La complejidad del rol del Estado radica en su función como principal instancia de articulación social, intentando resolver las demandas y las contradicciones internas inherentes a su modelo de organización.
La gobernabilidad como pacto de dominación y condición esencial
La gobernabilidad se entiende como el pacto de dominación que fija las reglas de juego fundamentales que gobiernan las relaciones entre la sociedad y el Estado.
Este pacto busca asegurar un contexto que facilite la convivencia, regule el conflicto y establezca condiciones propicias para la vigencia de un orden social cuya continuidad se ve amenazada por las tensiones y antagonismos que genera el propio sistema.
La gobernabilidad no es solamente un objetivo, sino una condición esencial.

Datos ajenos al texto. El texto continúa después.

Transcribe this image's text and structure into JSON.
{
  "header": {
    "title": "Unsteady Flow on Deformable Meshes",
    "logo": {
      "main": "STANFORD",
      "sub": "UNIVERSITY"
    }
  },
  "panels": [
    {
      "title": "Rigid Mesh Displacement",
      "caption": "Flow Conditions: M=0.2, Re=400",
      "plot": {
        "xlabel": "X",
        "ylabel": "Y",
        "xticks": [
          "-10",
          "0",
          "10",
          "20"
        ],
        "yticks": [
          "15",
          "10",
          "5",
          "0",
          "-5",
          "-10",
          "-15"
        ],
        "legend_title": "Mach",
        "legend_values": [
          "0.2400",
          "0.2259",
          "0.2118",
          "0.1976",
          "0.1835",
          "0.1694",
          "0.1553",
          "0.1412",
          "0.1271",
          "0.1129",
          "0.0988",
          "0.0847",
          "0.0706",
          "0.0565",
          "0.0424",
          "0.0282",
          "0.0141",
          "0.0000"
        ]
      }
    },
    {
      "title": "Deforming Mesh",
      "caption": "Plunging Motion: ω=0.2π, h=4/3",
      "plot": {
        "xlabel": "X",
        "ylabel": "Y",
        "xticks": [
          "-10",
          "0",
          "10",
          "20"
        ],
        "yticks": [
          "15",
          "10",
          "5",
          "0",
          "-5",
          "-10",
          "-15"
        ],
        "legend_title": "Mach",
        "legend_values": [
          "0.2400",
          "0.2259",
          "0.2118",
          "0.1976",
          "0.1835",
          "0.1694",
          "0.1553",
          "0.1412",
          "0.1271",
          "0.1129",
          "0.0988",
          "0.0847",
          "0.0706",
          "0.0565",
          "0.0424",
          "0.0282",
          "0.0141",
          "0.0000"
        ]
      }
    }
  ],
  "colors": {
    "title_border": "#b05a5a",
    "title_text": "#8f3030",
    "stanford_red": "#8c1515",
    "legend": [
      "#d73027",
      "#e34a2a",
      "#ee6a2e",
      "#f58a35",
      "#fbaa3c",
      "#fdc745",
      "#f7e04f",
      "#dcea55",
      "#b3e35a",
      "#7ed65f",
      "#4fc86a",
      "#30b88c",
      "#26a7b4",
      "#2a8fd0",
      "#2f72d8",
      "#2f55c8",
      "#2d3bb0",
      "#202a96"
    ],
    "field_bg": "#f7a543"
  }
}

Históricamente, la cuestión del "orden" fue vista como la condición necesaria para el "progreso".
En la tríada moderna (Gobernabilidad, Desarrollo y Equidad), el papel del Estado abarca estos tres planos, ya que no existe progreso económico duradero sin orden, ni orden estable sin una mínima equidad social.
Esta interrelación de mutua determinación es tan compleja que la literatura académica se ha centrado en investigar las relaciones entre estas variables, a menudo en pares, para comprender los efectos que produce su respectiva congruencia o contradicción respecto del modelo de organización social deseable.
Interdependencia y regulación del sistema capitalista
Las tres cuestiones (gobernabilidad, desarrollo y equidad) mantienen una compleja interrelación de mutua determinación.
La necesidad de asegurar condiciones estables de gobernabilidad requiere que el Estado actúe sobre los otros dos planos de la relación entre Estado y ciudadanía:
- 1. Desarrollo económico (Sistema económico): El Estado debe asegurar reglas de funcionamiento de mercado mediante una sana competencia. Esto se relaciona con la creación de un "orden" que genere un contexto propicio a la actividad económica propia de un sistema capitalista, viabilizando su funcionamiento "técnico".
- 2. Equidad distributiva (Esquema de distribución): El Estado debe actuar por medio de políticas que promuevan la equidad, garantizando grados aceptables de equidad social en la asignación de los costos y beneficios del desarrollo. La necesidad de estabilidad exige interponer límites negativos a las consecuencias socialmente destructivas del patrón de reproducción capitalista.
Cuando se considera el modelo de organización social deseable como el "capitalismo social y democrático", esta interdependencia se manifiesta en la jerarquía conceptual.
El "capitalismo" funge como el "sustantivo" que define el modo de desarrollo, mientras que lo "social" (equidad distributiva) y lo "democrático" (gobernabilidad) son los "adjetivos" que buscan enmarcar y moderar su funcionamiento.
Existe evidencia que sugiere un círculo virtuoso potencial: mayor gobernabilidad (entendida como calidad institucional) puede generar mayor desarrollo, lo cual produce menor desigualdad, lo que a su vez se traduce en mayor gobernabilidad. Asimismo, la menor desigualdad reduce la inestabilidad política (un elemento de la gobernabilidad), lo que lleva a mejorar el crecimiento al crear un clima que estimula la inversión.